By: Joanne Walker BA (hons) - Updated: 31 Aug 2012 | comments*Discuss
Home Sign Kitchen Children Deaf Language

Home signs are basically a system of signs which are invented and created by a deaf person usually a child, within their own family. This is not an uncommon occurrence if the deaf child is being brought up in a home where everyone else is non-deaf. This is because the parents will not know how to sign and will not be able to pass their knowledge of the language onto their child. In families where the parents are deaf, or at least know sign language, then the child can pick up sign language in much the same way as a hearing child picks up a spoken language. This is why it is always advantageous for parents of a deaf child to learn sign language – to avoid and eliminate the need for home signs. Having said that home signs, which are also known as kitchen signs, are important and do have a role to play.


Home signs do not acquire the same sophisticated structure which full sign languages do, largely because they grow up organically as a kind of pidgin language. However, what does happen is that the users of home signs and home sign systems do develop some kind of language system for phrases and sentences. The home signs are certainly more complex than mere gestures and because they are in use constantly, they are added to and grown every single day.

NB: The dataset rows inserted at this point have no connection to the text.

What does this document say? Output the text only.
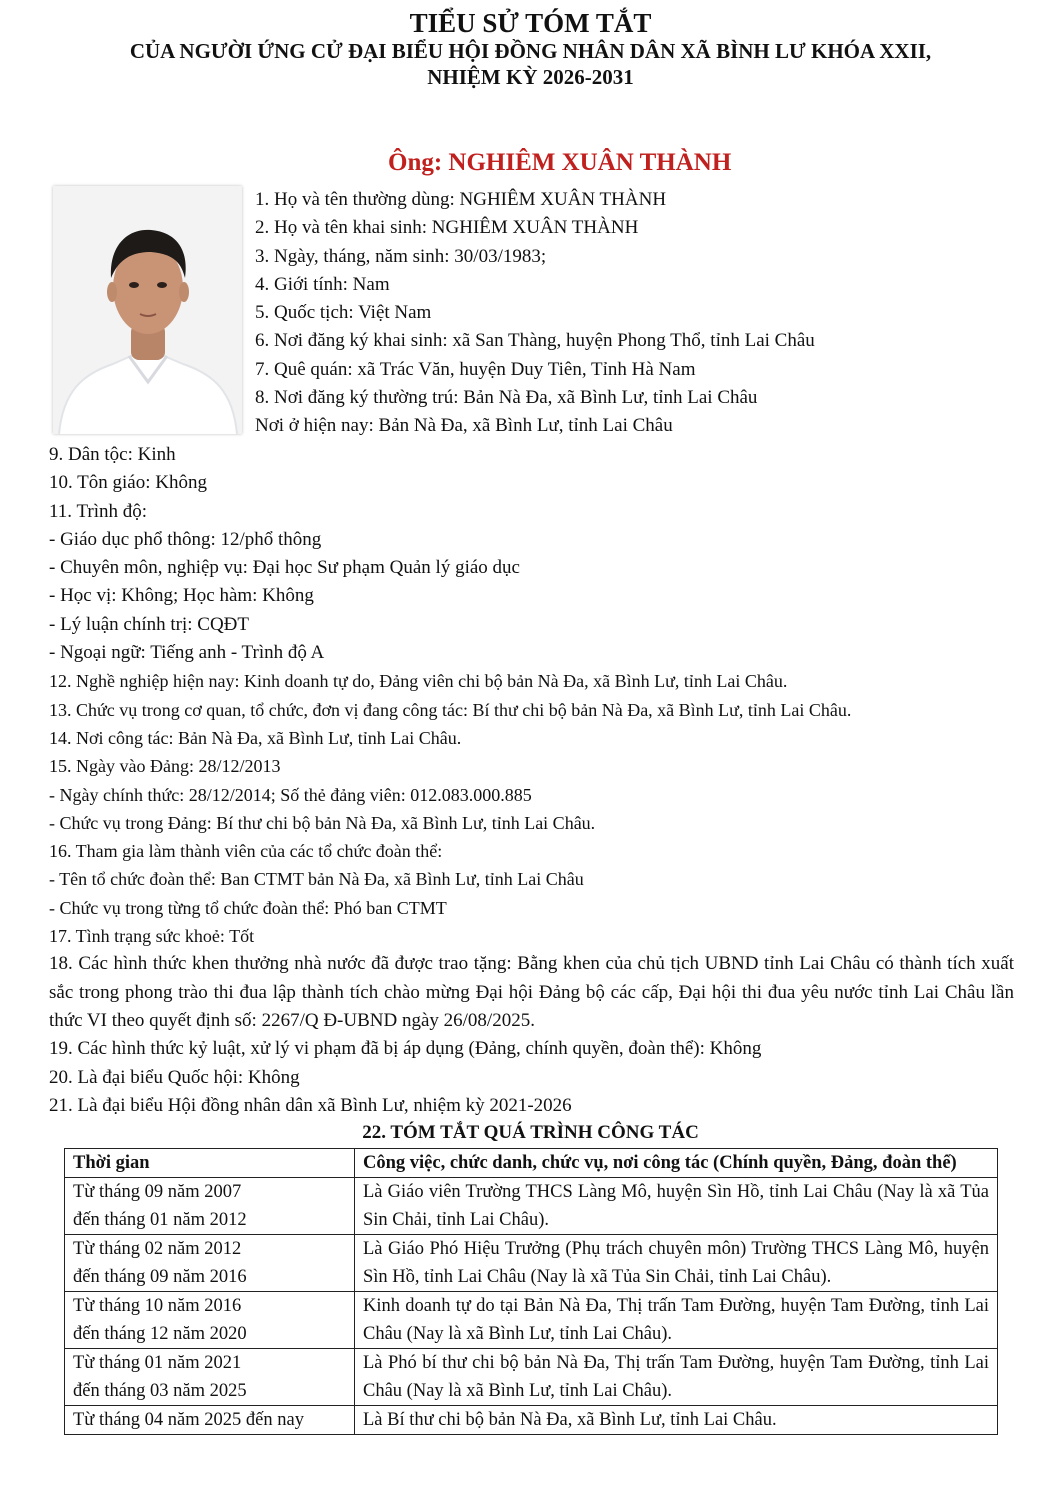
TIỂU SỬ TÓM TẮT
CỦA NGƯỜI ỨNG CỬ ĐẠI BIỂU HỘI ĐỒNG NHÂN DÂN XÃ BÌNH LƯ KHÓA XXII,
NHIỆM KỲ 2026-2031
Ông: NGHIÊM XUÂN THÀNH
1. Họ và tên thường dùng: NGHIÊM XUÂN THÀNH
2. Họ và tên khai sinh: NGHIÊM XUÂN THÀNH
3. Ngày, tháng, năm sinh: 30/03/1983;
4. Giới tính: Nam
5. Quốc tịch: Việt Nam
6. Nơi đăng ký khai sinh: xã San Thàng, huyện Phong Thổ, tỉnh Lai Châu
7. Quê quán: xã Trác Văn, huyện Duy Tiên, Tỉnh Hà Nam
8. Nơi đăng ký thường trú: Bản Nà Đa, xã Bình Lư, tỉnh Lai Châu
Nơi ở hiện nay: Bản Nà Đa, xã Bình Lư, tỉnh Lai Châu
9. Dân tộc: Kinh
10. Tôn giáo: Không
11. Trình độ:
- Giáo dục phổ thông: 12/phổ thông
- Chuyên môn, nghiệp vụ: Đại học Sư phạm Quản lý giáo dục
- Học vị: Không; Học hàm: Không
- Lý luận chính trị: CQĐT
- Ngoại ngữ: Tiếng anh - Trình độ A
12. Nghề nghiệp hiện nay: Kinh doanh tự do, Đảng viên chi bộ bản Nà Đa, xã Bình Lư, tỉnh Lai Châu.
13. Chức vụ trong cơ quan, tổ chức, đơn vị đang công tác: Bí thư chi bộ bản Nà Đa, xã Bình Lư, tỉnh Lai Châu.
14. Nơi công tác: Bản Nà Đa, xã Bình Lư, tỉnh Lai Châu.
15. Ngày vào Đảng: 28/12/2013
- Ngày chính thức: 28/12/2014; Số thẻ đảng viên: 012.083.000.885
- Chức vụ trong Đảng: Bí thư chi bộ bản Nà Đa, xã Bình Lư, tỉnh Lai Châu.
16. Tham gia làm thành viên của các tổ chức đoàn thể:
- Tên tổ chức đoàn thể: Ban CTMT bản Nà Đa, xã Bình Lư, tỉnh Lai Châu
- Chức vụ trong từng tổ chức đoàn thể: Phó ban CTMT
17. Tình trạng sức khoẻ: Tốt
18. Các hình thức khen thưởng nhà nước đã được trao tặng: Bằng khen của chủ tịch UBND tỉnh Lai Châu có thành tích xuất sắc trong phong trào thi đua lập thành tích chào mừng Đại hội Đảng bộ các cấp, Đại hội thi đua yêu nước tỉnh Lai Châu lần thức VI theo quyết định số: 2267/Q Đ-UBND ngày 26/08/2025.
19. Các hình thức kỷ luật, xử lý vi phạm đã bị áp dụng (Đảng, chính quyền, đoàn thể): Không
20. Là đại biểu Quốc hội: Không
21. Là đại biểu Hội đồng nhân dân xã Bình Lư, nhiệm kỳ 2021-2026
22. TÓM TẮT QUÁ TRÌNH CÔNG TÁC
Thời gian	Công việc, chức danh, chức vụ, nơi công tác (Chính quyền, Đảng, đoàn thể)

Từ tháng 09 năm 2007
đến tháng 01 năm 2012	Là Giáo viên Trường THCS Làng Mô, huyện Sìn Hồ, tỉnh Lai Châu (Nay là xã Tủa Sin Chải, tỉnh Lai Châu).

Từ tháng 02 năm 2012
đến tháng 09 năm 2016	Là Giáo Phó Hiệu Trưởng (Phụ trách chuyên môn) Trường THCS Làng Mô, huyện Sìn Hồ, tỉnh Lai Châu (Nay là xã Tủa Sin Chải, tỉnh Lai Châu).

Từ tháng 10 năm 2016
đến tháng 12 năm 2020	Kinh doanh tự do tại Bản Nà Đa, Thị trấn Tam Đường, huyện Tam Đường, tỉnh Lai Châu (Nay là xã Bình Lư, tỉnh Lai Châu).

Từ tháng 01 năm 2021
đến tháng 03 năm 2025	Là Phó bí thư chi bộ bản Nà Đa, Thị trấn Tam Đường, huyện Tam Đường, tỉnh Lai Châu (Nay là xã Bình Lư, tỉnh Lai Châu).

Từ tháng 04 năm 2025 đến nay	Là Bí thư chi bộ bản Nà Đa, xã Bình Lư, tỉnh Lai Châu.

In fact, such is the power of home signing that users of different home sign systems may be able to understand each other from the way they have formed their sentences and phrases.

Relationship to Full Languages

Although home signs are far apart from most proper sign languages, it has been noted that they are the starting point for the way most sign languages grow up. When as group of deaf people come together for the first time, if they do not have a common sign language then they have to start with a home sign system. Over time and generations this may establish itself as a fully fledged sign language. This is in fact the way the first known sign languages came about. The reason that home signs do not do this is because they are rarely passed on to more than one generation. If the parents of a child are not deaf then the deafness is not hereditary and the deaf child may not have deaf children. Therefore, when that deaf person has finished with the home signs they used to communicate, it will not be carried on and will fade and become obsolete.

Without the ability to come up with a home sign system a lot of deaf children would be left without any way to communicate. This is why, wherever possible, it is important that parents learn sign language so they can teach their youngsters. But home signs will not be picked up from parents – in fact, a study by Susan Goldin-Meadow (2003, The Resilience of Language: What Gesture Creation in Deaf Children Can Tell Us About How All Children Learn Language, Psychology Press, a subsidiary of Taylor & Francis, New York, 2003) proved that the home signs used by children in the USA are not related to their parents’ gestures at all – but more closely linked to those of Chinese deaf children on the other side of the world. So, whatever obstacles are placed in the way, children have a way of finding common ground and having an ability to communicate.